Main Themes: There was little data released overnight to guide markets. Investors digested the latest coronavirus developments with bated breath. Some factories in China reopened while there was news that the number of cases outside of China has increased. US equities edged higher while bond yields ended a mixed session lower.
Share Markets: US equities rose ahead of more company earnings data due to be released later this week, casting aside concerns about the spread of the coronavirus. The Dow Jones is currently up 0.4% while the S&P500 is 0.5% higher.
European bourses slipped amid political turmoil, driven by the collapse of German Chancellor Angela Merkel’s succession plan. The leader of the Merkel’s Christian Democratic Union said that she would step down and would not run as the party’s candidate for chancellor at the next election. The Euro Stoxx 50 fell 0.14%.
Interest Rates: The US yield curve ended a mixed session flatter, with yields generally trending lower overnight. The 10-year US treasury fell 3 basis points to 1.55% while the 3-month treasury bill edged up 1 basis point to 1.52%. Some investors are once again fretting about another broad inversion of the yield curve, which has historically been a reliable indicator of an impending US recession.
Australian bond yields fell across the board. The yield on the 10-year bond is 1.01%, down 3 basis points but managing to hold just above 1% for the fourth straight session. The 3-year yield fell 2 basis points to 0.70% while the 90-day bank bill swap yield was 1 basis point lower at 0.91%.
Foreign Exchange: Currencies were mixed, with the Australian dollar bouncing from its lows and the US dollar index edging higher.
The US dollar index rose for the fifth consecutive session as investors continued to worry about the coronavirus, increasing 0.2% overnight.
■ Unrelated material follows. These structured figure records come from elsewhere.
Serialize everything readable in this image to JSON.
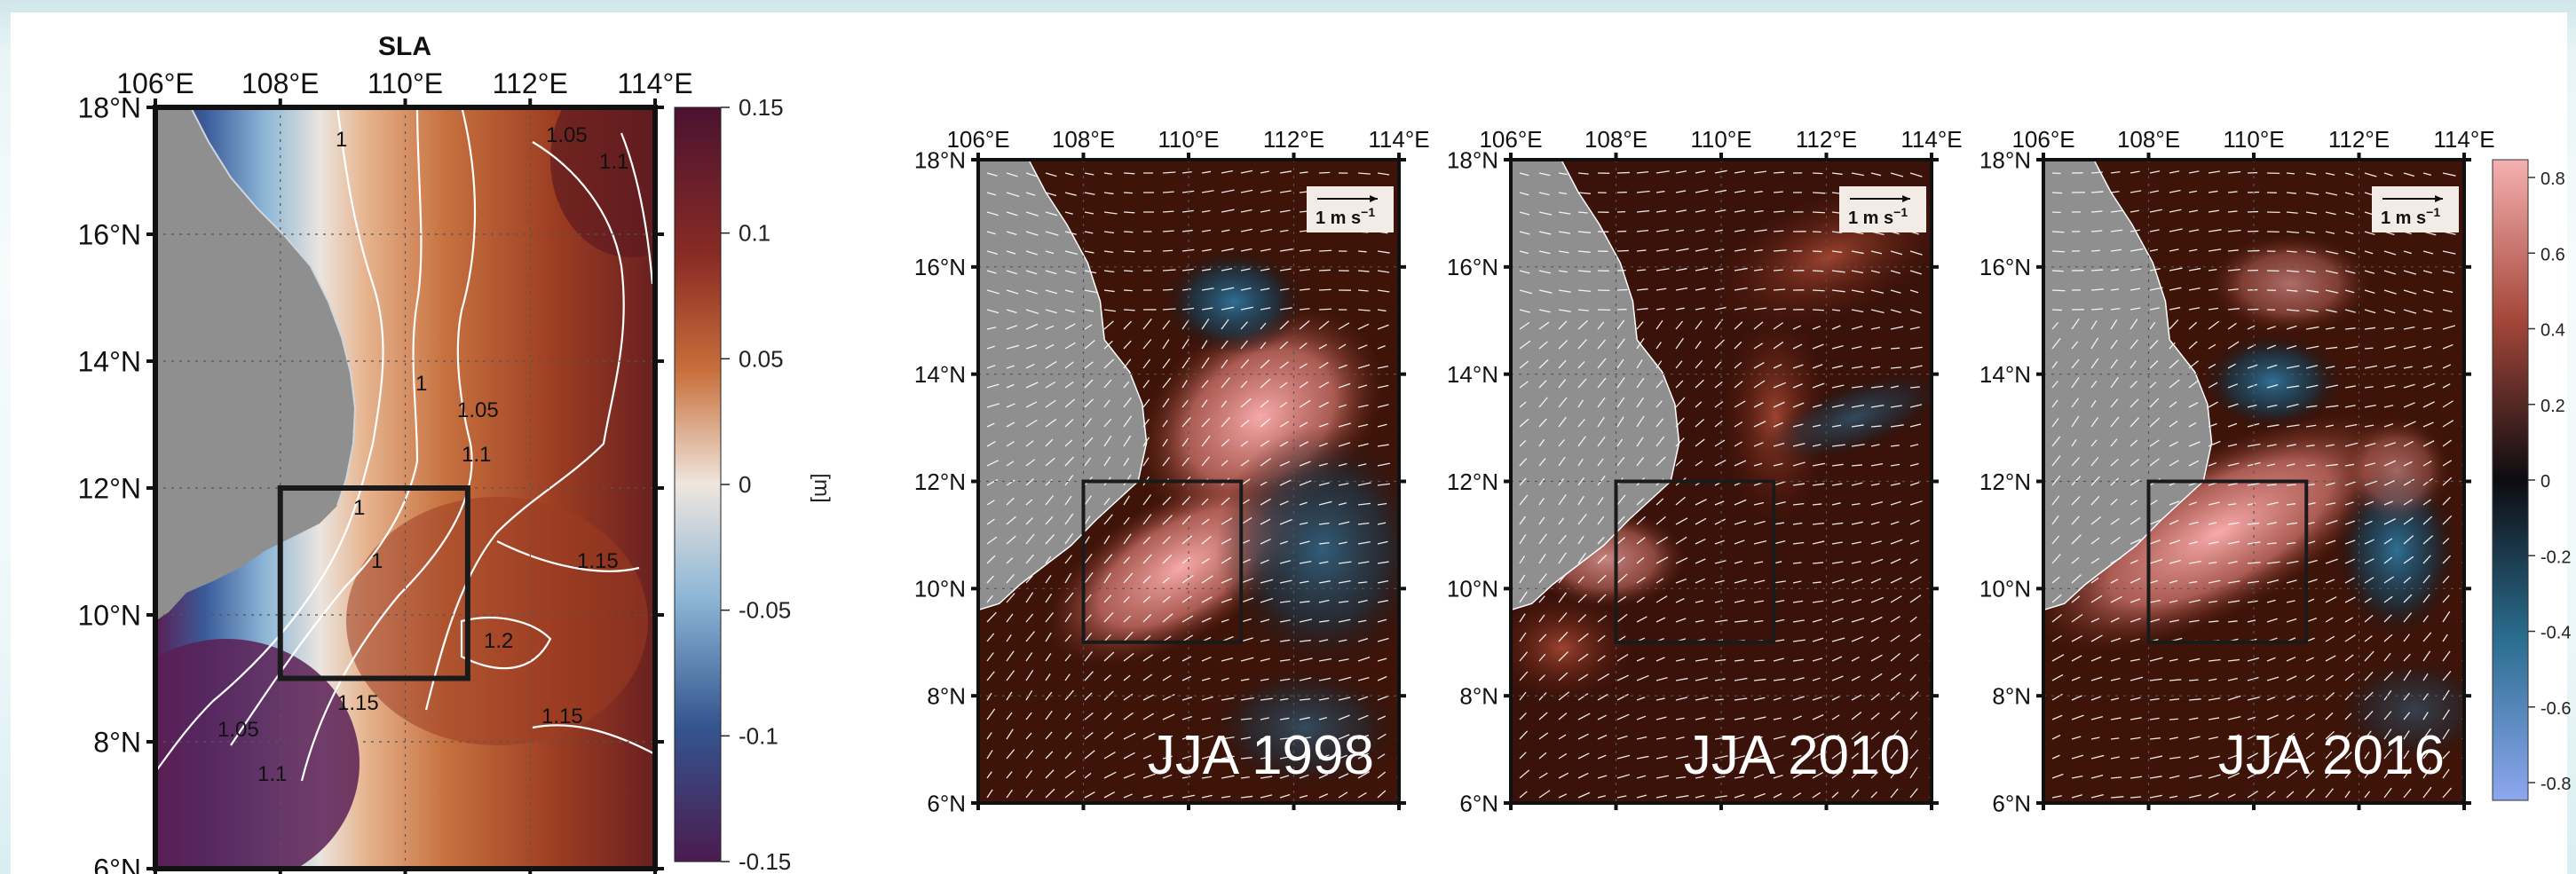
{
  "figure": {
    "colors": {
      "land": "#8f8f8f",
      "sla_ramp": [
        "#5a1f55",
        "#3a5b9a",
        "#8db6d6",
        "#ebe5df",
        "#e6b48f",
        "#c7713f",
        "#9c3d22",
        "#5e1a20"
      ],
      "anom_ramp": [
        "#8fa8f0",
        "#2f6f95",
        "#0e1a22",
        "#3a1208",
        "#8a3a26",
        "#f4a5a8"
      ],
      "box": "#1a1a1a",
      "contour": "#ffffff"
    }
  },
  "chart_data": [
    {
      "type": "heatmap",
      "title": "SLA",
      "x_ticks": [
        "106°E",
        "108°E",
        "110°E",
        "112°E",
        "114°E"
      ],
      "x_range": [
        106,
        114
      ],
      "y_ticks": [
        "6°N",
        "8°N",
        "10°N",
        "12°N",
        "14°N",
        "16°N",
        "18°N"
      ],
      "y_range": [
        6,
        18
      ],
      "colorbar": {
        "label": "[m]",
        "range": [
          -0.15,
          0.15
        ],
        "ticks": [
          "0.15",
          "0.1",
          "0.05",
          "0",
          "-0.05",
          "-0.1",
          "-0.15"
        ]
      },
      "contour_labels": [
        "1",
        "1",
        "1",
        "1",
        "1.05",
        "1.05",
        "1.05",
        "1.1",
        "1.1",
        "1.1",
        "1.15",
        "1.15",
        "1.15",
        "1.2"
      ],
      "box_region": {
        "lon": [
          108,
          111
        ],
        "lat": [
          9,
          12
        ]
      }
    },
    {
      "type": "heatmap",
      "panel_label": "JJA 1998",
      "x_ticks": [
        "106°E",
        "108°E",
        "110°E",
        "112°E",
        "114°E"
      ],
      "x_range": [
        106,
        114
      ],
      "y_ticks": [
        "6°N",
        "8°N",
        "10°N",
        "12°N",
        "14°N",
        "16°N",
        "18°N"
      ],
      "y_range": [
        6,
        18
      ],
      "vector_scale_label": "1 m s",
      "vector_scale_exp": "−1",
      "box_region": {
        "lon": [
          108,
          111
        ],
        "lat": [
          9,
          12
        ]
      }
    },
    {
      "type": "heatmap",
      "panel_label": "JJA 2010",
      "x_ticks": [
        "106°E",
        "108°E",
        "110°E",
        "112°E",
        "114°E"
      ],
      "x_range": [
        106,
        114
      ],
      "y_ticks": [
        "6°N",
        "8°N",
        "10°N",
        "12°N",
        "14°N",
        "16°N",
        "18°N"
      ],
      "y_range": [
        6,
        18
      ],
      "vector_scale_label": "1 m s",
      "vector_scale_exp": "−1",
      "box_region": {
        "lon": [
          108,
          111
        ],
        "lat": [
          9,
          12
        ]
      }
    },
    {
      "type": "heatmap",
      "panel_label": "JJA 2016",
      "x_ticks": [
        "106°E",
        "108°E",
        "110°E",
        "112°E",
        "114°E"
      ],
      "x_range": [
        106,
        114
      ],
      "y_ticks": [
        "6°N",
        "8°N",
        "10°N",
        "12°N",
        "14°N",
        "16°N",
        "18°N"
      ],
      "y_range": [
        6,
        18
      ],
      "vector_scale_label": "1 m s",
      "vector_scale_exp": "−1",
      "box_region": {
        "lon": [
          108,
          111
        ],
        "lat": [
          9,
          12
        ]
      },
      "colorbar": {
        "range": [
          -0.8,
          0.8
        ],
        "ticks": [
          "0.8",
          "0.6",
          "0.4",
          "0.2",
          "0",
          "-0.2",
          "-0.4",
          "-0.6",
          "-0.8"
        ]
      }
    }
  ]
}
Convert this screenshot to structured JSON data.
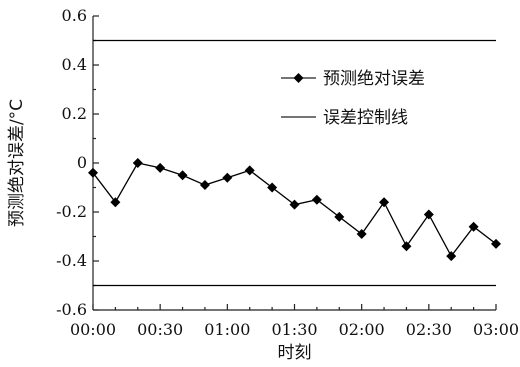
{
  "chart_data": {
    "type": "line",
    "xlabel": "时刻",
    "ylabel": "预测绝对误差/°C",
    "ylim": [
      -0.6,
      0.6
    ],
    "yticks": [
      0.6,
      0.4,
      0.2,
      0,
      -0.2,
      -0.4,
      -0.6
    ],
    "ytick_labels": [
      "0.6",
      "0.4",
      "0.2",
      "0",
      "-0.2",
      "-0.4",
      "-0.6"
    ],
    "xlim": [
      "00:00",
      "03:00"
    ],
    "xticks": [
      "00:00",
      "00:30",
      "01:00",
      "01:30",
      "02:00",
      "02:30",
      "03:00"
    ],
    "legend_position": "upper-right",
    "grid": false,
    "series": [
      {
        "name": "预测绝对误差",
        "marker": "diamond",
        "color": "#000000",
        "x": [
          "00:00",
          "00:10",
          "00:20",
          "00:30",
          "00:40",
          "00:50",
          "01:00",
          "01:10",
          "01:20",
          "01:30",
          "01:40",
          "01:50",
          "02:00",
          "02:10",
          "02:20",
          "02:30",
          "02:40",
          "02:50",
          "03:00"
        ],
        "values": [
          -0.04,
          -0.16,
          0.0,
          -0.02,
          -0.05,
          -0.09,
          -0.06,
          -0.03,
          -0.1,
          -0.17,
          -0.15,
          -0.22,
          -0.29,
          -0.16,
          -0.34,
          -0.21,
          -0.38,
          -0.26,
          -0.33
        ]
      },
      {
        "name": "误差控制线",
        "style": "line",
        "color": "#000000",
        "hlines": [
          0.5,
          -0.5
        ]
      }
    ]
  }
}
The Australian dollar fell to US$0.6660 overnight, its lowest since March 2009, but subsequently bounced to a high of US$0.6707 before completing the round trip back to near where it started the session, and is currently at US$0.6680. Coronavirus concerns have weighed on the Australian dollar over the last week, despite the less dovish tone from the RBA over that same period.
Commodities: Oil prices fell after OPEC+ decided not to hold a special meeting to cut output. WTI futures plunged 1.6% to US$49.54 per barrel. Gold prices edged higher.
Australia: There was no major data released yesterday.
Japan: Japan recorded a ¥1.71 trillion current account surplus in December (adjusted), down from ¥1.79 trillion in November. Japan’s exports have been relatively firm in 2019, although the outbreak of the coronavirus is expected to dampen activity early in 2020.
China: Consumer prices jumped 5.4% over the year in January, up from a 4.5% pace in December. Supply issues were the main drivers of the increase, including the coronavirus and swine flu. Food prices rose 20.6% over the year while non-food prices were 1.6% higher. The timing of the Spring Holiday Festival also had an impact.
Producer price growth remained subdued, with the producer price index up just 0.1% over the year in January.
World: The latest coronavirus statistics show a total of 40,655 confirmed worldwide cases, of which 910 have died and 3,669 have recovered. The vast majority of cases and causalities remain in China.
Today's key data and events:
AU Housing Finance Dec (11:30am)
-Value Home Loans exp 1.6% prev 1.8%
-Value Owner Occupiers exp 1.7% prev 1.6%
-Value Investors exp 1.5% prev 2.2%
AU NAB Business Survey Jan (11:30am)
-Business Conditions prev 3
-Business Confidence prev -2
UK GDP Q4 exp 0.0% prev 0.4% (8:30pm)
UK Industrial Production Dec exp 0.3% prev -1.2%
US NFIB Business Survey Jan exp 103.3 prev 102.7 (10pm)
US Feds speakers Daly (10pm), Quarles (4:15am), Bullard (5:30am), Kashkari (6:15am)
US Fed Chair Powell Speaks Before House (2am)
Times are AEST. All data forecasts are m/m or q/q and seasonally adjusted unless otherwise specified. Forecasts for Australian data are our forecasts and for other countries they are consensus forecasts.